Kabul: Afghanistan is battling a massive increase in COVID-19 infections as health officials plead for vaccines, only to be told by the World Health Organization (WHO) that the three million doses the country expected to receive by April will not be delivered until August.
“We are in the middle of a crisis,” health ministry spokesman Ghulam Dastagir Nazari said this week, expressing deep frustration at the global vaccine distribution that has left poor countries scrambling to find supplies for their people.
This comes even as the Ministry of Public Health reported 1,273 new positive cases of COVID-19 of the 3,346 samples tested in the last 24 hours. The ministry also reports 41 deaths and 140 recoveries from COVID-19 in the same period.
Nazari, meanwhile, has knocked on the door of several embassies, and so far, “I’ve gotten diplomatic answers” but no vaccine doses, he said.
Over the past month, the surge in new cases has threatened to overwhelm Afghanistan’s health system, already struggling under the weight of relentless conflict.
The third wave of COVID-19 has sent Afghanistan’s infection rate soaring, hitting 16 provinces and the capital, Kabul, the hardest. This week, the rate of registered new cases reached as many as 1,500 a day, compared to 178 a day on May 1.
Hospital beds are full, and it is feared rapidly dwindling oxygen supplies will run out. Afghan ambassadors have been ordered to seek out emergency oxygen supplies in nearby countries, the foreign minister, Haneef Atmar, said in a tweet on Friday.
Meanwhile, President Ashraf Ghani said that 700,000 doses of coronavirus vaccine will arrive from China soon and the necessary measures will be taken to provide the required oxygen.

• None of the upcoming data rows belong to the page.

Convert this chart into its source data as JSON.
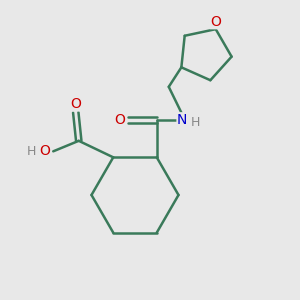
{
  "background_color": "#e8e8e8",
  "bond_color": "#3a7a5a",
  "bond_width": 1.8,
  "O_color": "#cc0000",
  "N_color": "#0000cc",
  "H_color": "#888888",
  "figsize": [
    3.0,
    3.0
  ],
  "dpi": 100,
  "xlim": [
    0,
    10
  ],
  "ylim": [
    0,
    10
  ]
}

The acting minister of Public Health, Vahid Majrooh said that a plan had been drawn up to complete the oxygen shortage in the hospitals, and that a number of hospitals would be connected to the central oxygen system and the rest would be connected.
Meanwhile, following reports of citizens mistreating health workers at a government hospital in west of Kabul, the Interior Ministry said that “people who insult health workers and damage health funds will be detained”.
Tariq Arian, a spokesperson for the ministry, wrote on his Twitter account on Saturday, “Patience must be exercised in the hospital setting.”
Arian warned people that those who use threats and coercion against health workers will be arrested and brought to justice. “Doctors in this situation are making every effort to contain the situation and care for the patients of COVID-19. This is a global problem and it does not belong to Afghanistan alone.”